Overview
This lesson focuses on identifying and understanding institutional order flow in the forex market, using higher time frame charts to anticipate liquidity and price movements.
Institutional Order Flow Concepts
- Institutional order flow refers to the movement of price driven by large players seeking liquidity.
- Focus on where the highest levels of liquidity are in relation to previous and current market positions.
- Large pockets of liquidity often exist below recent lows or above recent highs.
- Ignore wicks when analyzing liquidity; prioritize the bodies of candles, where institutional volume is concentrated.

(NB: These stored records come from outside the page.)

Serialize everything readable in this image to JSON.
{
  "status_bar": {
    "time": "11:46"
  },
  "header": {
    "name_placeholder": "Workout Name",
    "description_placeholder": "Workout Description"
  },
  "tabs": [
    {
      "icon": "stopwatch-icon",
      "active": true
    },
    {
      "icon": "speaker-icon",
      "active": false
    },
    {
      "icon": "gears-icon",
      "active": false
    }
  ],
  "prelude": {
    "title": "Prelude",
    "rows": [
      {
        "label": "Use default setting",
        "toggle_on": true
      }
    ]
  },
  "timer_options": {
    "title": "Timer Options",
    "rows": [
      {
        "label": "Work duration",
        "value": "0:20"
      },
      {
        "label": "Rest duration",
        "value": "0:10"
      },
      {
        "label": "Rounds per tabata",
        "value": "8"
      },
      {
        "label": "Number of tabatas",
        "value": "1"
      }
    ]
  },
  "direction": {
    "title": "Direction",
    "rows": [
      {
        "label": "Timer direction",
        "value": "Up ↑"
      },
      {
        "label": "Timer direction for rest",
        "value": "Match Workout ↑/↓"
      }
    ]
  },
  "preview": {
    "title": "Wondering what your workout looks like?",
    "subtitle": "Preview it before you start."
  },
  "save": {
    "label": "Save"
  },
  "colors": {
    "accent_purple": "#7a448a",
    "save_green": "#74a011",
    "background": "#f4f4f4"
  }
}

- Wicks are mainly associated with retail orders and can indicate extreme or erroneous price delivery.
- Markets seek liquidity by running stops, often moving price just below candle bodies.
Order Blocks & Liquidity Voids
- An order block is a significant up or down candle before a strong move in the opposite direction.
- Liquidity voids occur when a sharp price move leaves little trading in a price range, which markets later revisit to "rebalance."
- Price tends to revisit order blocks and liquidity voids to fill them.
- The mean threshold (middle) of an up or down candle is often respected by subsequent price action.
Chart Time Frames & Analysis
- Start analysis from the monthly chart, then move to weekly and daily for more detail.
- Major institutional liquidity and order flow shifts are determined on monthly and weekly charts.
- Daily charts will react most strongly at levels determined by higher timeframes (monthly/weekly).
- Mapping these levels helps anticipate significant price swings and market direction changes.
Order Flow Shifts & Patterns
- When price violates the body of a key candle (order block), expect a strong move toward the next liquidity pool.
- Institutional order flow shifts from bullish to bearish and vice versa at key levels mapped on higher timeframes.
- Smart money uses stop runs and mitigation blocks to enter and exit large positions, often triggering retail stops.
Practical Application
- Draw higher timeframe order blocks and liquidity zones on your chart and watch how price on lower timeframes reacts to those levels.
- Expect significant expansions or retracements as price hits these institutional zones.
Key Terms & Definitions
- Order Block — The last up or down candle before a reversal, used by institutions to enter/exit large trades.
- Liquidity Void — A gap in trading activity after a sharp move, drawing price back to fill the imbalance.
- Wick — The thin lines above/below candles, representing price extremes mainly caused by retail trades.
- Mitigation Block — A candle body used to neutralize (close) prior positions after a stop run.
- Smart Money — Large institutional traders that dominate price movement with substantial capital.
Action Items / Next Steps
- Mark monthly and weekly order blocks and liquidity voids on your charts.
- Review recent market swings to practice identifying institutional order flow patterns.
- Prepare for next lesson by noting how daily price reacts at higher timeframe levels.